Dopo aver visitato la chiesa, in una Cappella partecipiamo alla S. Messa celebrata dal nostro Parroco e preghiamo secondo le intenzioni che abbiamo nel cuore, aiutati dal raccoglimento e dalla spiritualità del luogo.
Dalla chiesa passiamo nel chiostro piccolo, artistico ed armonioso ed in seguito in quello grande, ornato da decorazioni in terracotta e da qui ci avviciniamo alle celle dei Certosini. Ci piacerebbe saperle abitate, vorremmo pensarle come celle di monaci che vi passano parte della loro giornata in preghiera, nello studio, nella copiatura e decorazione amanuense dei libri; come pure vorremmo vedere un refettorio gremito di monaci, un coro affollato di Certosini, ma quelli che incontriamo sono soltanto tre e pare che questo grande complesso non ne ospiti più di cinque.

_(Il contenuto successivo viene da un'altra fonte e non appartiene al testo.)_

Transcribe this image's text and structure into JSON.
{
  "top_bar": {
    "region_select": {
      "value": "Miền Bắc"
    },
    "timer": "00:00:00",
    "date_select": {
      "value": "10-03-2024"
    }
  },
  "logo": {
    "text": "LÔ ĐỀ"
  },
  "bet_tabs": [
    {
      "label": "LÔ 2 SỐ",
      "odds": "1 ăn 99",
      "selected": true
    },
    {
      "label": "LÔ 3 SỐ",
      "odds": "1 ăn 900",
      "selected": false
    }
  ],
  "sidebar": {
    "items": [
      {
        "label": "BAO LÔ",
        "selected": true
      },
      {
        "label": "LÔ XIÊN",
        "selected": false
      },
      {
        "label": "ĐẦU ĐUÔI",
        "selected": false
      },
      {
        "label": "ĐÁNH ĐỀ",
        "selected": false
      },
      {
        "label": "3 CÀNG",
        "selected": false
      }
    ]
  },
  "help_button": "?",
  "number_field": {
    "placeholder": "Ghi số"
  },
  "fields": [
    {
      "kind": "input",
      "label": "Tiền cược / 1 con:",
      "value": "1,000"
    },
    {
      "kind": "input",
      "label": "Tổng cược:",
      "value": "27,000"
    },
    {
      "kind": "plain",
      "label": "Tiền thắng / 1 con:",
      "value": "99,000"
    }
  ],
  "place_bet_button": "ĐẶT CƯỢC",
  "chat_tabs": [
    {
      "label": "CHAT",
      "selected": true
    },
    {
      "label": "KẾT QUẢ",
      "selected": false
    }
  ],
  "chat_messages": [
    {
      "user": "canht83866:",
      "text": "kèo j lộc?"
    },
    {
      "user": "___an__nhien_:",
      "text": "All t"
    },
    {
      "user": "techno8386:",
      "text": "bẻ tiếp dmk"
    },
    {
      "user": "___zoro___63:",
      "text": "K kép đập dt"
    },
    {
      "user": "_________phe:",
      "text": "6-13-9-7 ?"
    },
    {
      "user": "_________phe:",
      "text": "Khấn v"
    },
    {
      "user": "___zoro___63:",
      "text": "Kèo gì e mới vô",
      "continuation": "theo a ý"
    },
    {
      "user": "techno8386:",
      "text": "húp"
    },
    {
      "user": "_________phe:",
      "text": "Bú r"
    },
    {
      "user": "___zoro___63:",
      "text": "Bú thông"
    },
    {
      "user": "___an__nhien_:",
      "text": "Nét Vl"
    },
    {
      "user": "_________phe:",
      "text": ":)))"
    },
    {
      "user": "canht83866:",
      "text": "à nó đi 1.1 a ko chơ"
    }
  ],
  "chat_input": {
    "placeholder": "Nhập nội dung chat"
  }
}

Eppure il pensiero va alle numerose ore diurne e notturne trascorse in preghiera da tanti monaci che vi sono vissuti; va alle loro ore di lavoro manuale nei campi e nei chiostri, va alla continua lode al Signore cantata in questo luogo nei secoli passati. La gran parte delle celle oggi è vuota, la navata della chiesa in due finestre presenta un trompe l’oeil e vediamo un monaco affacciato osservare e benedire: ma è soltanto un’immagine! La domanda che segue è la solita: «Perché non ci sono più vocazioni?». Eppure la presenza del Signore che tutti sentiamo, il meraviglioso chiostro, il silenzio, la semplicità delle celle hanno un grande fascino e quasi dispiace allontanarsi.
C’è un’ultima visita al negozietto dove si vendono liquori, essenze, tisane, profumi, medicinali, preparati dai monaci, insieme ad altri articoli ricordo che ci fanno pensare a chi abbiamo lasciato a casa e che vorremmo qui con noi. C’è tempo per scrivere una cartolina, gustare un caffè o una bevanda e si risale sul pullman con il cuore colmo di immagini sacre ed artistiche che invitano alla preghiera.